Affecting change across the web is about as easy as making change anywhere else in the world. It takes work for a single person or even a company or country, especially if it doesn’t play into people’s motivations.
I’m a big fan of the flashy, interactive websites featured in contests like Awwwards that heavily use Three.js and other visual and interactive tech.
The interaction sometimes makes me feel guilty, like a pint of ice cream eaten in the middle of the night. That’s mainly because most of these websites aren’t accessible in many ways.
Agencies and freelancers want their sites on Awwwards because it’s prestigious and helps them land more clients. Winning ‘site of the day,’ or even ‘site of the month,’ can bring opportunities for months to come. It’s highly motivating to score well.
Awwwards is different from other web award sites in that it breaks down the scoring system into a few different metrics: design, development, usability, creativity, and content.
Each submitted site gets a voting period of a few days. Judges score each site on those metrics, and the highest-scored sites win.
A hidden power lies in this system. With a small change, Awwwards can influence developers to be more inclusive with their work.
By adding a new Accessibility category, they would nudge developers to build their sites with all users in mind.
Awwwards could announce it six months in advance so that tomorrow’s potential ‘site of the day’ doesn’t get hammered by a bad score. Legacy scores shouldn’t be affected, as it would still be an average of the scores.
It’s not currently clear on the outside what the “usability” metric includes, but I think it’s safe to say it’s not accessibility. Having visited many ‘sites of the month,’ I can attest that they’re stunning, creative, and inspiring but rarely navigable with a keyboard.
Judges don’t seem to be taking basic accessibility practices into account when they score the site, so developers and designers aren’t either.
If we teach the judges how to run accessibility tests, we could have a real impact on these sites. We’d make sure they’re not just good-looking but also easy to use for everyone.
We’ve seen an explosion of accessibility in gaming in recent years, with games adding features to support different impairments. Captions and color blindness settings are common, but game developers are doing a better job, including all sorts of inclusive features.

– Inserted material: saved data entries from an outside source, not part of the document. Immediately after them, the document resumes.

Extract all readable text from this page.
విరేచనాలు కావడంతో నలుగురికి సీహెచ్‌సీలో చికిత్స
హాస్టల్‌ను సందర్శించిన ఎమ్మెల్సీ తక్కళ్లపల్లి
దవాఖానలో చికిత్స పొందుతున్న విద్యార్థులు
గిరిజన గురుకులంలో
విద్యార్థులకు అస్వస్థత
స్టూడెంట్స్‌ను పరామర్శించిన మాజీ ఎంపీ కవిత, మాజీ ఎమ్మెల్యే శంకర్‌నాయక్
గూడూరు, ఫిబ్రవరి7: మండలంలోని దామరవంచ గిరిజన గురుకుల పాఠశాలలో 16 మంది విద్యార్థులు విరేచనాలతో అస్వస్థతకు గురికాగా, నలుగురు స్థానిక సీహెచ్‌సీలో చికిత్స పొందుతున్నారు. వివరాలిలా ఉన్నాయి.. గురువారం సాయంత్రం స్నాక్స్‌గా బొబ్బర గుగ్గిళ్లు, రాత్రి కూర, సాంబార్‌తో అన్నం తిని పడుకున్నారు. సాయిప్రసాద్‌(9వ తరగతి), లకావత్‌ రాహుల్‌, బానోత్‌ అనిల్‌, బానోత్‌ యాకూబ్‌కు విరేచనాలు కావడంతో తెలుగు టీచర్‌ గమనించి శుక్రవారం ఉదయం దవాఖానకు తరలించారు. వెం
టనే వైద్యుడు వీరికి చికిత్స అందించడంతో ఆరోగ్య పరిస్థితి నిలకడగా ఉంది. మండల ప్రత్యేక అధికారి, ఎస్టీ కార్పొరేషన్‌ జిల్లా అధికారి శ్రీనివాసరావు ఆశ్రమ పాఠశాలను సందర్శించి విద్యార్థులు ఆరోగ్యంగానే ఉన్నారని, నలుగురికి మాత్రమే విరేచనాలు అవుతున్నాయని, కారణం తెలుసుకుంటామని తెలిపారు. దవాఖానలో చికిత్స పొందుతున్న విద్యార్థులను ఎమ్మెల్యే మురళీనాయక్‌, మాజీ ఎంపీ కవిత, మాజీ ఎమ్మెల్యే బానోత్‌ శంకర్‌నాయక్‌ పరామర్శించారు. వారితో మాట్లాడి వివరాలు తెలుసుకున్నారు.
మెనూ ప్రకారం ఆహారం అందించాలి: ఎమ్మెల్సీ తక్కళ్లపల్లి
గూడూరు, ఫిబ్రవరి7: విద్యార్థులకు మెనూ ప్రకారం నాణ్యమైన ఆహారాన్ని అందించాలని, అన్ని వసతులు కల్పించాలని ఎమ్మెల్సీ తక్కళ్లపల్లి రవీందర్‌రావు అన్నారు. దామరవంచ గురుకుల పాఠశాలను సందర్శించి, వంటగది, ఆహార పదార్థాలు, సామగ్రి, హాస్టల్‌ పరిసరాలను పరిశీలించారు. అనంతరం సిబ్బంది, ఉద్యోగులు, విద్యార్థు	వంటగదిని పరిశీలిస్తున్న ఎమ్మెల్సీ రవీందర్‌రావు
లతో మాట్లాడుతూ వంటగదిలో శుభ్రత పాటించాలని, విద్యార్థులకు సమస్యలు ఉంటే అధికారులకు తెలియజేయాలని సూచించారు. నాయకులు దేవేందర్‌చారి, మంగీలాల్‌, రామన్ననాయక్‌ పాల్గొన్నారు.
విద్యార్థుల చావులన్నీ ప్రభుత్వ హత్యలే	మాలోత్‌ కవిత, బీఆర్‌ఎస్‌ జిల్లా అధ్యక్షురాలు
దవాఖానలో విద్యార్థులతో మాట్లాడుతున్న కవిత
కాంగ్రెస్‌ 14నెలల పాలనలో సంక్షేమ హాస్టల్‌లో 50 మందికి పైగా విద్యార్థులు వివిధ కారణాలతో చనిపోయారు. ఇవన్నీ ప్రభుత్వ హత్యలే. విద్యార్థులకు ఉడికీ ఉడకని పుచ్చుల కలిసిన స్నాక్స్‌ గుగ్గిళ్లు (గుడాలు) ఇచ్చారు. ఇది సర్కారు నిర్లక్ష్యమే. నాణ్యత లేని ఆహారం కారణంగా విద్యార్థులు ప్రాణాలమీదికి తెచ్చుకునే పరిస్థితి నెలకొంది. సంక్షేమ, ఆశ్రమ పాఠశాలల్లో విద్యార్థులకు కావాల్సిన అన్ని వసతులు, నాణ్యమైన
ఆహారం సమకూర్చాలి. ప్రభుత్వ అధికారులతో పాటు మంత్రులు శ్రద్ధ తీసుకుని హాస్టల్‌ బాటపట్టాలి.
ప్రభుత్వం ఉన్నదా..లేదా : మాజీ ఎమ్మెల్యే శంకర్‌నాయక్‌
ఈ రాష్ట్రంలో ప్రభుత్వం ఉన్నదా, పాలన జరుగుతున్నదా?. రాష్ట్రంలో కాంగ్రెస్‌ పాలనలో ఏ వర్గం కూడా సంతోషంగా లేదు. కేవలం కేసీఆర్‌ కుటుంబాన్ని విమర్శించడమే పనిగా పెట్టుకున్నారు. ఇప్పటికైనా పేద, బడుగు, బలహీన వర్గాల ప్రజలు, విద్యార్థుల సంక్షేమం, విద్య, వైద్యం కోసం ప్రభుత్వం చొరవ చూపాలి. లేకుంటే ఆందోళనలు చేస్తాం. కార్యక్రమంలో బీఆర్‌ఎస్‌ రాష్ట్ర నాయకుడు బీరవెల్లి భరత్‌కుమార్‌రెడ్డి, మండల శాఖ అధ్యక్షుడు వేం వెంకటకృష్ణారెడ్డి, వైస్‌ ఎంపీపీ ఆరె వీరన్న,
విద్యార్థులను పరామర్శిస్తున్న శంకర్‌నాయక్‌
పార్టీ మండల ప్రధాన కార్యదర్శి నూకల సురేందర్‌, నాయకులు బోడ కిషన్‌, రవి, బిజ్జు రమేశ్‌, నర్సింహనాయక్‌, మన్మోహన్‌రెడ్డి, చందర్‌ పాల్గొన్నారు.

There are even sites that help users figure out if games are accessible to them.
While many of the developers at these companies might want to create accessible and inclusive games, I’m betting they wouldn’t be able to convince decision-makers at their companies if there wasn’t a profit incentive somewhere.
The goal should be to include everyone, but sadly that’s not always the most convincing argument.
Looking at the web development landscape, it becomes clear that the web platform is becoming more stylish and interactive. But we must make deliberate choices to include everyone in this new web.
When we push prestigious groups like Awwwards to value accessibility, we push ourselves as developers to create with empathy and inclusivity.